In Naive Bayes classifier how is P(sneezing,builder|flu) = P(sneezing|flu)P(builder|flu)?

34 Views Asked by At

Please refer to this literature:

According to Naive Bayes classification algorithm:

$P(sneezing,builder|flu) = P(sneezing|flu)P(builder|flu) $

where sneezing and builder are independent events.

How do they arrive at the above conclusion mathematically?

Is it something like:

$P(sneezing,builder|flu)$ $=P(sneezing \cap builder| flu)$ $= \frac{P((sneezing \cap builder) \cap flu)}{P(flu)}$

1

There are 1 best solutions below

0
On

Let $S$, $B$, and $F$ denote "sneezing", "builder", and "flu" respectively, which I suppose are events in a discrete probability space. We are given that $S$ and $B$ are independent, which means that $$ \sum_{i\in S\cap B}p(i)=\sum_{s\in S}\sum_{b\in B}p(s)p(b), $$ where $p(x)$ is the probability assigned to the element $x$ of the sample space, a.k.a. the probability mass function.

Writing out $\mathbb P(S,B\mid F)$ explicitly as a fraction yields $$ \mathbb P(S,B\mid F)=\frac{\sum_{i\in S\cap B\cap F}p(i)}{\sum_{f\in F}p(f)}.\qquad (1) $$ Note that in order for this quantity to even make sense, we are assuming that the denominator is non-zero: in other words, $\mathbb P(F)>0$.

On the other hand, we can write out $\mathbb P(S\mid F)\mathbb P(B\mid F)$ explicitly as follows: $$ \mathbb P(S\mid F)\mathbb P(B\mid F)=\frac{\sum_{i\in S\cap F}p(i)}{\sum_{f\in F}p(f)}\cdot\frac{\sum_{j\in B\cap F}p(j)}{\sum_{f\in F}p(f)}.\qquad (2) $$ Your question is asking why $(1)$ and $(2)$ are equal. By multiplying through on the denominators, we see it is the same asking why the following two expressions are equal: $$ \sum_{i\in S\cap F}p(i)\sum_{j\in B\cap F}p(j)\overset{?}{=}\sum_{i\in S\cap B\cap F}p(i)\sum_{f\in F}p(f). $$ And in fact, when written out explicitly like this, we see that the hypothesis you have been given does not imply that $(1)$ and $(2)$ are equal!! Indeed, it is easy to cook up a counterexample on a small sample space where it is false (but I will leave this exercise to you since it is instructive to work out on your own...) In other words, there is no mathematical explanation of why $(1)$ and $(2)$ are equal given your assumption... although there is a non-mathematical explanation.

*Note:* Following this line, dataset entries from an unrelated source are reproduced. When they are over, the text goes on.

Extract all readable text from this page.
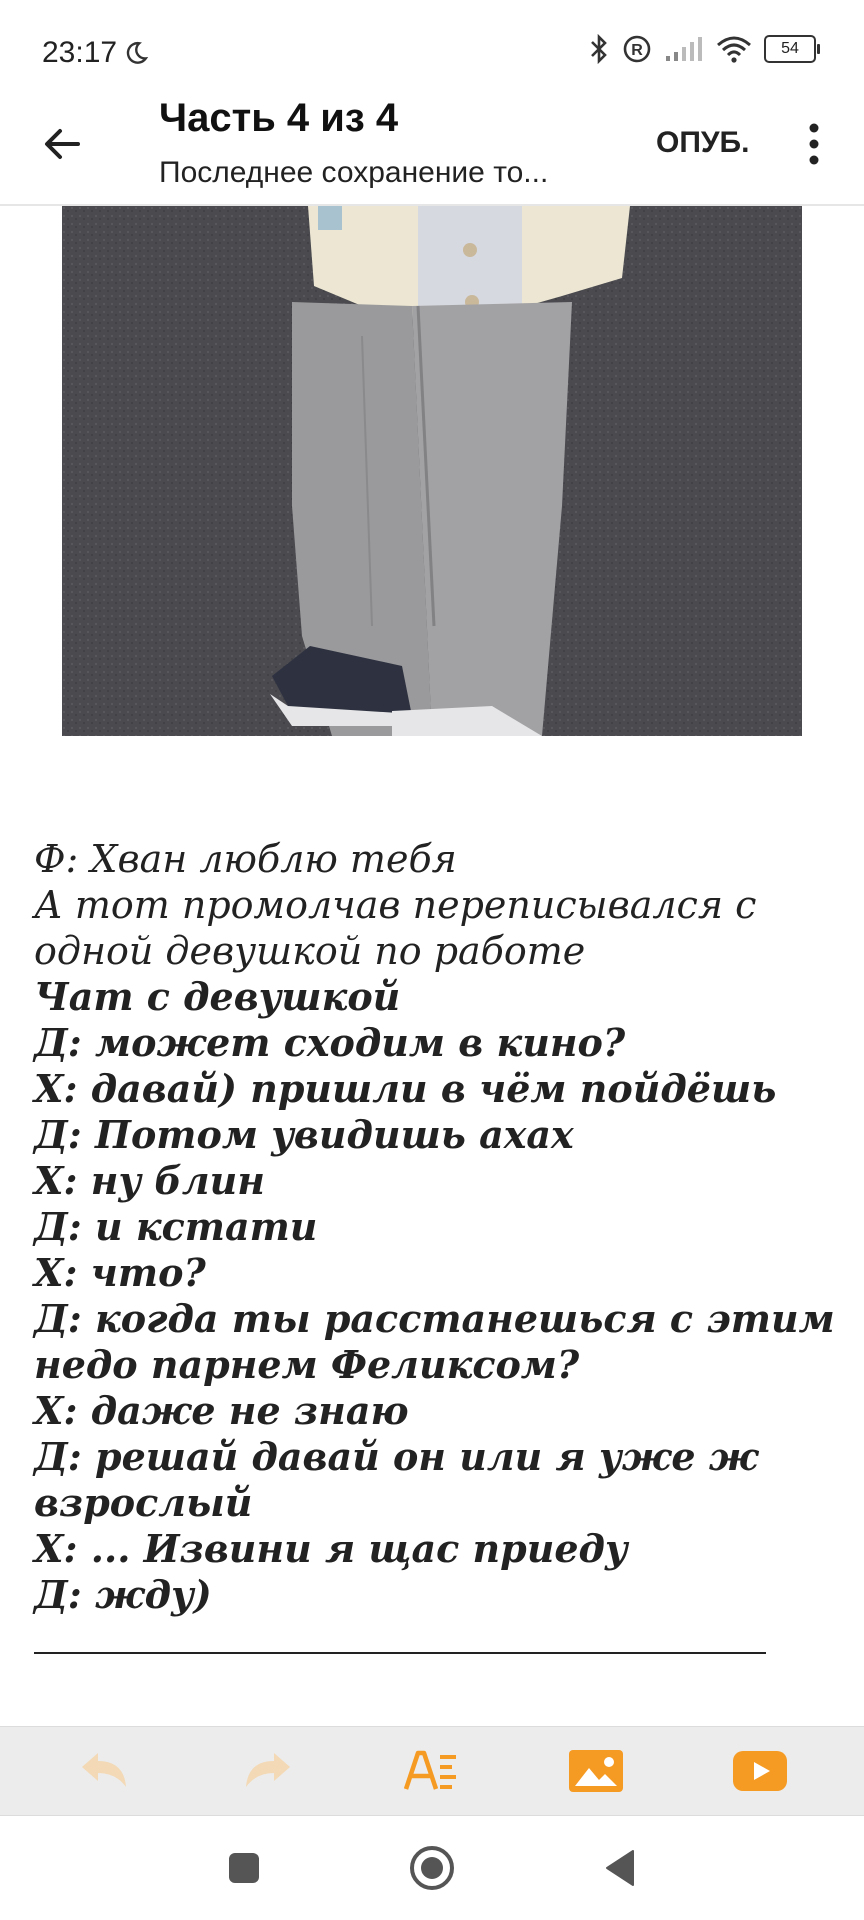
23:17	R	54
Часть 4 из 4
Последнее сохранение то...
ОПУБ.
Ф: Хван люблю тебя
А тот промолчав переписывался с
одной девушкой по работе
Чат с девушкой
Д: может сходим в кино?
Х: давай) пришли в чём пойдёшь
Д: Потом увидишь ахах
Х: ну блин
Д: и кстати
Х: что?
Д: когда ты расстанешься с этим
недо парнем Феликсом?
Х: даже не знаю
Д: решай давай он или я уже ж
взрослый
Х: ... Извини я щас приеду
Д: жду)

How can this be? On the webpage you linked to, they were deliberately vague when expressing their assumptions:

Probability theory says that if several factors don't depend on each other in any way, the probability of seeing them together is just the product of their probabilities.

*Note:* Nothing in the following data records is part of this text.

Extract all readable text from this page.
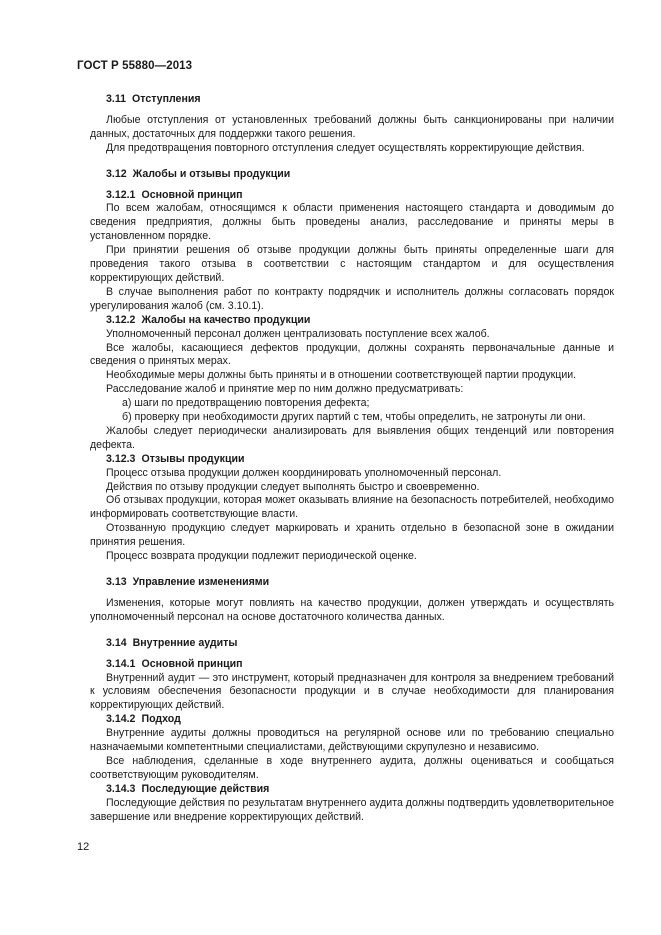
ГОСТ Р 55880—2013
3.11 Отступления

Любые отступления от установленных требований должны быть санкционированы при наличии данных, достаточных для поддержки такого решения.

Для предотвращения повторного отступления следует осуществлять корректирующие действия.

3.12 Жалобы и отзывы продукции
3.12.1 Основной принцип

По всем жалобам, относящимся к области применения настоящего стандарта и доводимым до сведения предприятия, должны быть проведены анализ, расследование и приняты меры в установленном порядке.

При принятии решения об отзыве продукции должны быть приняты определенные шаги для проведения такого отзыва в соответствии с настоящим стандартом и для осуществления корректирующих действий.

В случае выполнения работ по контракту подрядчик и исполнитель должны согласовать порядок урегулирования жалоб (см. 3.10.1).

3.12.2 Жалобы на качество продукции

Уполномоченный персонал должен централизовать поступление всех жалоб.

Все жалобы, касающиеся дефектов продукции, должны сохранять первоначальные данные и сведения о принятых мерах.

Необходимые меры должны быть приняты и в отношении соответствующей партии продукции.

Расследование жалоб и принятие мер по ним должно предусматривать:

а) шаги по предотвращению повторения дефекта;

б) проверку при необходимости других партий с тем, чтобы определить, не затронуты ли они.

Жалобы следует периодически анализировать для выявления общих тенденций или повторения дефекта.

3.12.3 Отзывы продукции

Процесс отзыва продукции должен координировать уполномоченный персонал.

Действия по отзыву продукции следует выполнять быстро и своевременно.

Об отзывах продукции, которая может оказывать влияние на безопасность потребителей, необходимо информировать соответствующие власти.

Отозванную продукцию следует маркировать и хранить отдельно в безопасной зоне в ожидании принятия решения.

Процесс возврата продукции подлежит периодической оценке.

3.13 Управление изменениями

Изменения, которые могут повлиять на качество продукции, должен утверждать и осуществлять уполномоченный персонал на основе достаточного количества данных.

3.14 Внутренние аудиты
3.14.1 Основной принцип

Внутренний аудит — это инструмент, который предназначен для контроля за внедрением требований к условиям обеспечения безопасности продукции и в случае необходимости для планирования корректирующих действий.

3.14.2 Подход

Внутренние аудиты должны проводиться на регулярной основе или по требованию специально назначаемыми компетентными специалистами, действующими скрупулезно и независимо.

Все наблюдения, сделанные в ходе внутреннего аудита, должны оцениваться и сообщаться соответствующим руководителям.

3.14.3 Последующие действия

Последующие действия по результатам внутреннего аудита должны подтвердить удовлетворительное завершение или внедрение корректирующих действий.

12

This condition, applied to $S$ and $B$, is stronger than saying that $S$ and $B$ are independent. What they really are trying to say is that $S$ and $B$ are conditionally independent given any "reasonable" third event. Thus $(1)=(2)$ is an additional assumption that is made, but it is justified on intuitive grounds that independence of $S$ and $B$ is assumed not only on the original sample space, but also on each of the smaller sample spaces $F$ and its complement. That is the meaning of conditional independence in this case. (The general case involves a partition of the sample space into several smaller parts, depending on the values of a random variable, and imposing the condition that independence continues to hold on each of these smaller sample spaces.)